La relación entre el obispo y el general no estaba exenta de desacuerdos. Tras el fallecimiento de su primera mujer, Bonifacio había pensado abandonar el siglo y retirarse a un monasterio. Pero San Agustín y Alipio lo habían disuadido. Su misión consistía en seguir en el ejército para defender a la Iglesia a fin de que los cristianos pudiesen llevar «una vida tranquila y sin alteraciones con toda piedad y dignidad».
Con todo, el general se había dejado arrastrar por las disputas en pos del poder. En el año 427 San Agustín le dirigió una severa carta en la que le recordaba sus antiguas promesas, le recriminaba sus actitudes mundanas y le preguntaba cómo podía ser que ejerciendo tanta autoridad y tan numeroso ejército los pueblos bárbaros devastaran impunemente África. Reconocía San Agustín que el origen de semejante calamidad estaba en los pecados de los hombres, pero amonestaba a Bonifacio a no convertirse él mismo en inicuo instrumento del castigo divino (Epistula 220 ad Bonifacium).
Ante los muros de Hipona, aquellas palabras debieron de regresar a la memoria del general. Las luchas internas eran incesantes. Afuera, las huestes de Genserico apretaban progresivamente el asedio; por dentro, Bonifacio organizaba la resistencia mientras San Agustín sostenía al pueblo mediante la oración y con su presencia.
Uno defendía las murallas; el otro, las almas. Eran dos combates diferentes, pero orientados a un mismo fin. El obispo se había negado a abandonar a su grey. Cuando el obispo Honorato le propuso que los sacerdotes huyeran ante el avance de los bárbaros, le respondió que si pastores y fieles afrontaban un mismo peligro, no se debía abandonar a los que tenían necesidad de asistencia espiritual: «O se retiran todos a un lugar seguro, o quienes deban quedarse no sean abandonados por los que sean necesarios por su ministerio, a fin de que vivamos y padezcamos juntos lo que sea voluntad del Padre Celestial» (Epistula 228, 2-6, ad Honoratum).
Durante el tercer mes de asedio, San Agustín se vio aquejado de fiebre.

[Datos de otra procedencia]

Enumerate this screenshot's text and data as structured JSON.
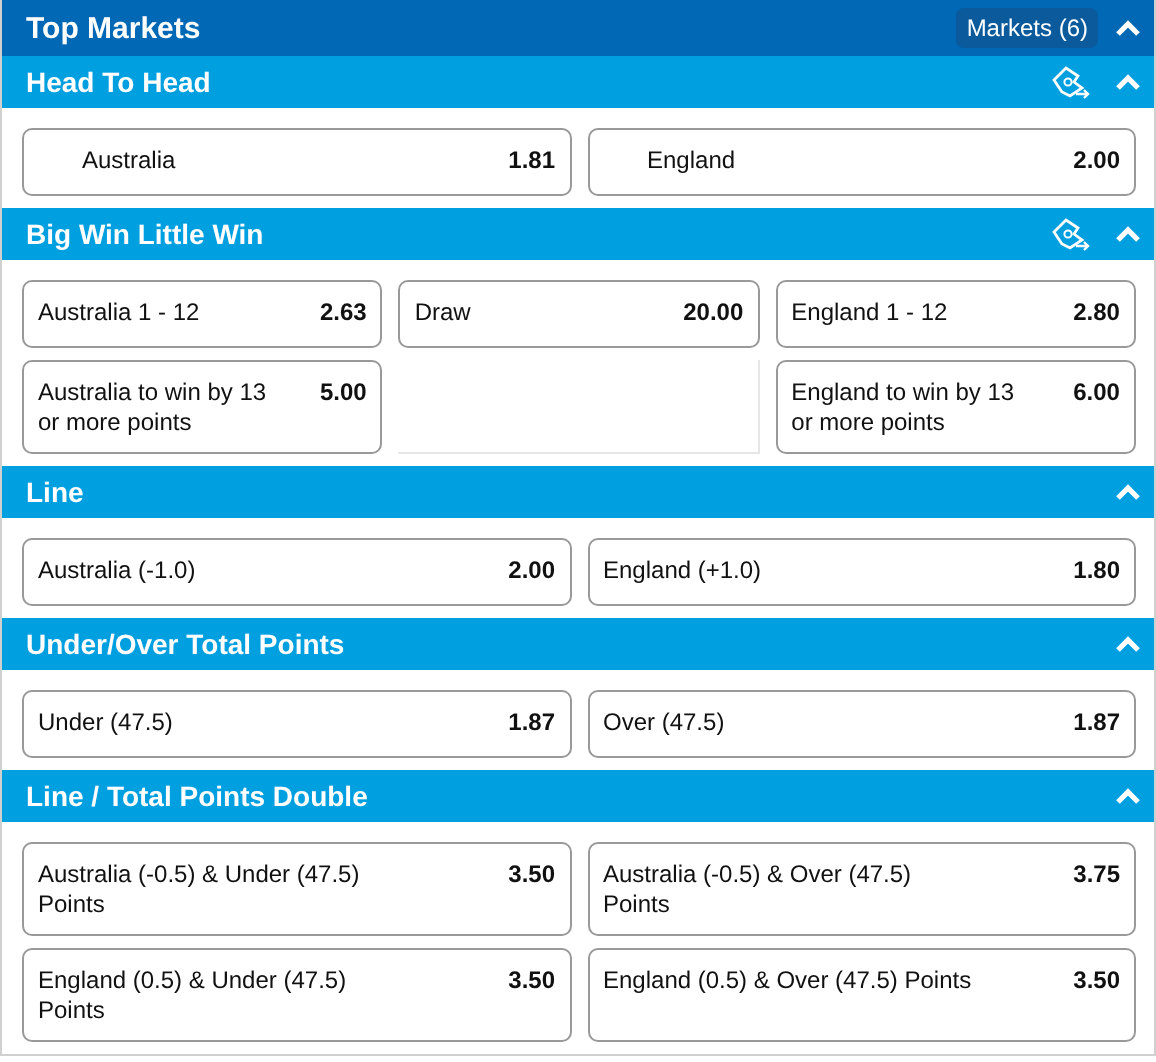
{
  "header": {
    "title": "Top Markets",
    "markets_button": "Markets (6)",
    "expanded": true
  },
  "markets": [
    {
      "title": "Head To Head",
      "expanded": true,
      "ticket_icon": true,
      "kind": "head_to_head",
      "selections": [
        {
          "kind": "selection",
          "label": "Australia",
          "odds": "1.81"
        },
        {
          "kind": "selection",
          "label": "England",
          "odds": "2.00"
        }
      ]
    },
    {
      "title": "Big Win Little Win",
      "expanded": true,
      "ticket_icon": true,
      "kind": "three_way",
      "selections": [
        {
          "kind": "selection",
          "label": "Australia 1 - 12",
          "odds": "2.63"
        },
        {
          "kind": "selection",
          "label": "Draw",
          "odds": "20.00"
        },
        {
          "kind": "selection",
          "label": "England 1 - 12",
          "odds": "2.80"
        },
        {
          "kind": "selection",
          "label": "Australia to win by 13 or more points",
          "odds": "5.00"
        },
        {
          "kind": "empty"
        },
        {
          "kind": "selection",
          "label": "England to win by 13 or more points",
          "odds": "6.00"
        }
      ]
    },
    {
      "title": "Line",
      "expanded": true,
      "ticket_icon": false,
      "kind": "two_way",
      "selections": [
        {
          "kind": "selection",
          "label": "Australia (-1.0)",
          "odds": "2.00"
        },
        {
          "kind": "selection",
          "label": "England (+1.0)",
          "odds": "1.80"
        }
      ]
    },
    {
      "title": "Under/Over Total Points",
      "expanded": true,
      "ticket_icon": false,
      "kind": "two_way",
      "selections": [
        {
          "kind": "selection",
          "label": "Under (47.5)",
          "odds": "1.87"
        },
        {
          "kind": "selection",
          "label": "Over (47.5)",
          "odds": "1.87"
        }
      ]
    },
    {
      "title": "Line / Total Points Double",
      "expanded": true,
      "ticket_icon": false,
      "kind": "two_way",
      "selections": [
        {
          "kind": "selection",
          "label": "Australia (-0.5) & Under (47.5) Points",
          "odds": "3.50"
        },
        {
          "kind": "selection",
          "label": "Australia (-0.5) & Over (47.5) Points",
          "odds": "3.75"
        },
        {
          "kind": "selection",
          "label": "England (0.5) & Under (47.5) Points",
          "odds": "3.50"
        },
        {
          "kind": "selection",
          "label": "England (0.5) & Over (47.5) Points",
          "odds": "3.50"
        }
      ]
    }
  ]
}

Estando sentado un día a la mesa con Posidio y los otros prelados que se habían refugiado en Hipona, les confió su oración: pedía a Dios que liberase la ciudad o que, en caso de que fuera otra su voluntad, infundiera fuerzas a sus siervos o se los llevase consigo.
En los últimos días pidió que se transcribiesen los salmos penitenciales y se los clavase en las paredes de su aposento. Los leía desde la cama llorando sin cesar. Diez días antes de morir, pidió que lo dejaran solo salvo por las visitas del médico y de quien le llevaba la comida. Falleció el 28 de agosto del año 430 mientras Hipona continuaba resistiendo.

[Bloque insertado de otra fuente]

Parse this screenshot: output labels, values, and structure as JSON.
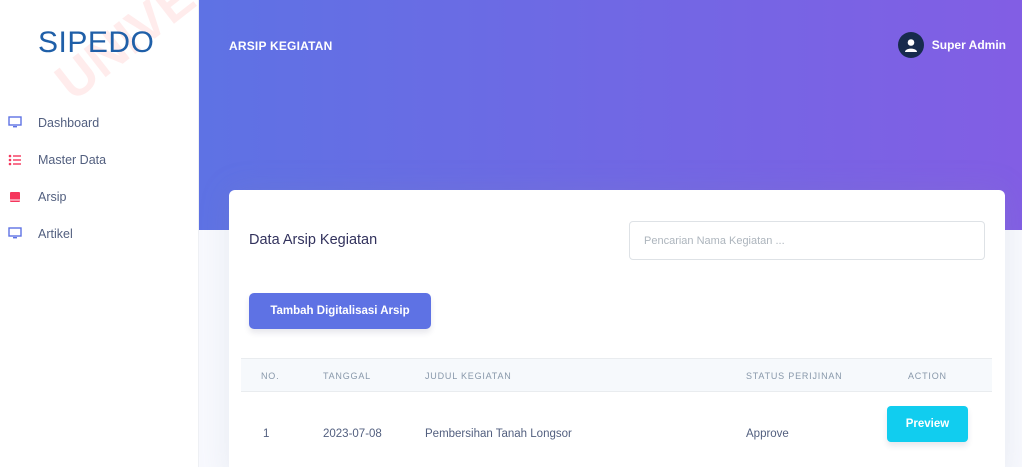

El sitio duró casi catorce meses. Al final, los vándalos se vieron obligados a retirarse, pero la salvación fue transitoria. Bonifacio salió de la ciudad para juntarse a los refuerzos llegados de Oriente. Hipona, abandonada por sus habitantes, cayó en las manos de sus enemigos y fue incendiada. Cartago sería conquistada por Genserico en 439. El África romana estaba destinada a desaparecer.
La enseñanza que nos deja San Agustín no es la resignación. Roma no era la Ciudad de Dios ni ningún imperio posee la promesa de la eternidad. Pero precisamente porque la patria terrenal es frágil, es preciso servirla con la mayor pureza de intención sin transformarla en un ídolo ni abandonarla cuando parezca perdida.
Sobre los muros de Hipona, Bonifacio empuñaba la espada y San Agustín recitaba los Salmos. Ambos perseveraban en cumplir su deber. Aunque los bárbaros devastaran el Imperio, no se podía faltar a la fidelidad a Dios y a la misión por Él encomendada.